Salzburg_Seeon

Auf Mozarts Spuren im Chiemgau

Mehr als 250 Jahre nach dessen Geburt sind die Werke von Wolfgang Amadeus Mozart immer noch hochaktuell. Das liegt auch daran, dass Familie und Freunde des einstigen Wunderkindes zahlreiche Briefe hinterließen, die sein Werden und Wirken genau dokumentieren. Diese beschreiben unter andrem die Reisen Mozarts in den Chiemgau. Dort verbrachte er auch Zeit im Benediktinerkloster Seeon. Und obwohl das Kloster heute Hotel und Kulturstätte ist – wer etwas genauer hinschaut, kann hier und da noch vereinzelt die Spuren des Komponisten erkennen.

Heutzutage lässt er sich bequem bereisen, der 450 km lange „Mozart-Radweg” zwischen Salzburg und dem Chiemgau – vor allem wenn man ein E-Bike hat. Zu Mozarts Zeiten allerdings war es bei Weitem nicht so: Eine unbequeme Fahrt im stickigen Kutschenwagen auf steinernen Wegen, die dem späteren Künstler schon als dreijährigem Wunderknaben zugemutet wurde. So strapaziös das gewesen sein muss, heute können wir sagen: „glücklicherweise”. Denn durch die vielen Reisen sind das Werk Mozart und die Region untrennbar miteinander verflochten.

Dem Kloster Seeon stattete Mozart gleich mehrere Besuche ab, und auch wenn im Kloster heute keine Benediktinermönche mehr wohnen, sondern sich Hotelgäste einmieten können, wird an das Erbe des Komponisten hier noch regelmäßig erinnert.
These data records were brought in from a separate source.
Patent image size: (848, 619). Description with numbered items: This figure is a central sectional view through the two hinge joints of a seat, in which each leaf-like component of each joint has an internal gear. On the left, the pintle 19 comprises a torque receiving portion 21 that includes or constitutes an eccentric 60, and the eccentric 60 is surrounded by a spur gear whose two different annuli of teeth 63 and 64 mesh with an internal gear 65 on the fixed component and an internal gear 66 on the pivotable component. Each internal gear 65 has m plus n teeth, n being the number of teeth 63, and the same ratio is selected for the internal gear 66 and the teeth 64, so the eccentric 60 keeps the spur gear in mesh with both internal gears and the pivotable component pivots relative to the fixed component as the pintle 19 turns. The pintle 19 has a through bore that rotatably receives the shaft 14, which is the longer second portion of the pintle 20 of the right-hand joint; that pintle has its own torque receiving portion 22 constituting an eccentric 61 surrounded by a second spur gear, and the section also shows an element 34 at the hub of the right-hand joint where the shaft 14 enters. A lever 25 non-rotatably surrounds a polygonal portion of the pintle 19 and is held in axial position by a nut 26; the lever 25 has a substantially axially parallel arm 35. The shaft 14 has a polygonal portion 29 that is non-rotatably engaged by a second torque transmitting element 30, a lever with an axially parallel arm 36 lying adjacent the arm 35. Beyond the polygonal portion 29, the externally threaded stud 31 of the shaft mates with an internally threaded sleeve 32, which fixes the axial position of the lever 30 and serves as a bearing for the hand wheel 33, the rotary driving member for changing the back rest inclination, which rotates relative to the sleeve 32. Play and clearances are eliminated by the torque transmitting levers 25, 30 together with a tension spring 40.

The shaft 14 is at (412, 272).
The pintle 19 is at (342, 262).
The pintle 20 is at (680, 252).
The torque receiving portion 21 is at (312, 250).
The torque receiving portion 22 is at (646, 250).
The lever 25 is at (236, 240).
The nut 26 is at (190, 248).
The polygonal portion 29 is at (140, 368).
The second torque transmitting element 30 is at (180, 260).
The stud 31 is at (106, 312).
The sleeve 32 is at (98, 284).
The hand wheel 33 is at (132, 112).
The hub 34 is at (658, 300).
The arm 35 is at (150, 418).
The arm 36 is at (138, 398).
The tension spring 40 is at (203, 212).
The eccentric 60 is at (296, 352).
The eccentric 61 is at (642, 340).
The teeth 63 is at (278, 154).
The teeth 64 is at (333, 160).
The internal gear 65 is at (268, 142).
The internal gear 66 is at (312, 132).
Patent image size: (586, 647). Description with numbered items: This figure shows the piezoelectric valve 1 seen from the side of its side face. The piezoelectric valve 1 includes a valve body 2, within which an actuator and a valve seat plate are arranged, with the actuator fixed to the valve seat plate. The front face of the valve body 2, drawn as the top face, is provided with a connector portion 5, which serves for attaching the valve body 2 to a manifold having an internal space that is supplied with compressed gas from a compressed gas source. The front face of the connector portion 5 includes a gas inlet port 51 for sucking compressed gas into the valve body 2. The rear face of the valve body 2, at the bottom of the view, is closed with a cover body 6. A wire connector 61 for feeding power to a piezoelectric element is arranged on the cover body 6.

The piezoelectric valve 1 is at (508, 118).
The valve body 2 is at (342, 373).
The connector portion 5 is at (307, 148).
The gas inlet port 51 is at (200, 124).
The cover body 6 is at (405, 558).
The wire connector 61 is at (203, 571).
Mozart, geboren 1756 in Salzburg, zeigte früh ein außergewöhnliches Talent zum musizieren. Mit fünf Jahren schrieb er bereits seine ersten Stücke und sein Vater Leopold zögerte nicht, das Talent seines Sohnes zu fördern. Mit gerade einmal sechs Jahren begab sich Mozart auf seine erste Konzertreise, viele weitere sollten folgen. Diese dauerten, für die damalige Zeit üblich, gerne auch mehrere Jahre. Anfangs präsentierte sich der kleine Wolfgang Amadeus als hervorragender Geige- und Klavierspieler. Sein offenes, freundliches Wesen trug sein übriges dazu bei und so war – würde man heute sagen – ein Star geboren.
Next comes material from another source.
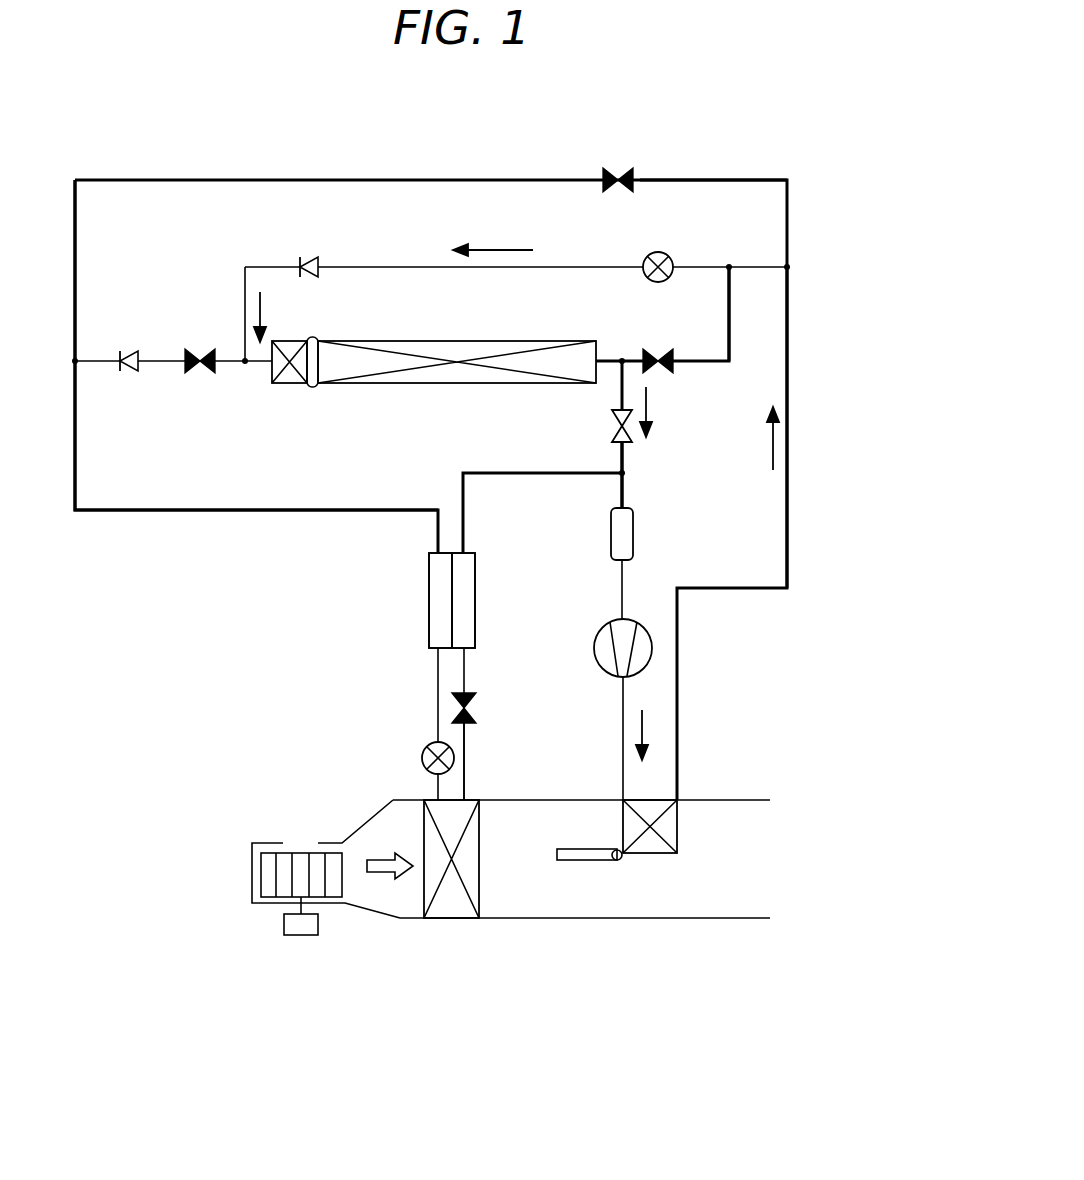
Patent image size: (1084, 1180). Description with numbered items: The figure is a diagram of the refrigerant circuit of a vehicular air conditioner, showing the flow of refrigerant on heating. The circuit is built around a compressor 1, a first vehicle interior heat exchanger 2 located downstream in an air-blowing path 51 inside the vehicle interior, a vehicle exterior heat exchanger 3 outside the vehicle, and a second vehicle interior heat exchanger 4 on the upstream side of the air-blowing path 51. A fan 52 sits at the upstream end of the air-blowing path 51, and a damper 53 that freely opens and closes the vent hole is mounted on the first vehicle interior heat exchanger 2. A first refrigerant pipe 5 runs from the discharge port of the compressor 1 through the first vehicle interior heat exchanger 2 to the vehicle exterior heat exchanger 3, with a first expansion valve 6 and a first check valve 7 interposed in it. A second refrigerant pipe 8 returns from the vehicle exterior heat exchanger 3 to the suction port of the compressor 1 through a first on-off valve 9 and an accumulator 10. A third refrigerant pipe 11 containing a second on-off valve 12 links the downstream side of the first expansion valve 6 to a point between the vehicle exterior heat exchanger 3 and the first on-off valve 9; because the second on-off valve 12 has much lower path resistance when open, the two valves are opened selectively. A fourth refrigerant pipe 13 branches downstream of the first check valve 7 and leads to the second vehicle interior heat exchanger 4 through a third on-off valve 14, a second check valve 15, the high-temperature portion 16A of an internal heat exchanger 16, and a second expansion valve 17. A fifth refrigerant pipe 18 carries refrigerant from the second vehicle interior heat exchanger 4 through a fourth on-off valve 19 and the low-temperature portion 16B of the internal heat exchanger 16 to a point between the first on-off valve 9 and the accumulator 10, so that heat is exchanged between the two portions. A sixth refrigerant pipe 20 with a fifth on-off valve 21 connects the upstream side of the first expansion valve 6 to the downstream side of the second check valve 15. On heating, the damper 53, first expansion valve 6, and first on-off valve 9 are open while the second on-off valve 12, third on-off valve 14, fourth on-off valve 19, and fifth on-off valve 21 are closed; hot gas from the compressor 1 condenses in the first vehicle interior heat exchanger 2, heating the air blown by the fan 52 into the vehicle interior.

Mozart und das Kloster Seeon

Schon in früher Kindheit war Wolfgang Amadeus Mozart Gast im ehemaligen Benediktinerkloster Seeon. Sein Vater schickte ihn damals mit Freunden auf die Reise. Umgekehrt gab es eine enge Verbindung zwischen dem Seeoner Kloster und dem Erzbistum Salzburg, so dass Mozart auch in seiner Heimat mit Seeoner Patres bekannt gemacht wurde. Mozarts besondere Beziehung zum Kloster Seeon zeigt sich auch dadurch, dass er zwei Offertorien, Teilstücke der Messe, für das Kloster schrieb. Eines davon soll direkt bei einem seiner Besuche im Kloster entstanden sein. Die Orgel, auf der Mozart spielte, heute bekannt als die Mozart-Orgel, wird nach wie vor in der ehemaligen Benediktinerabteikirche St. Lambert in Seeon bespielt.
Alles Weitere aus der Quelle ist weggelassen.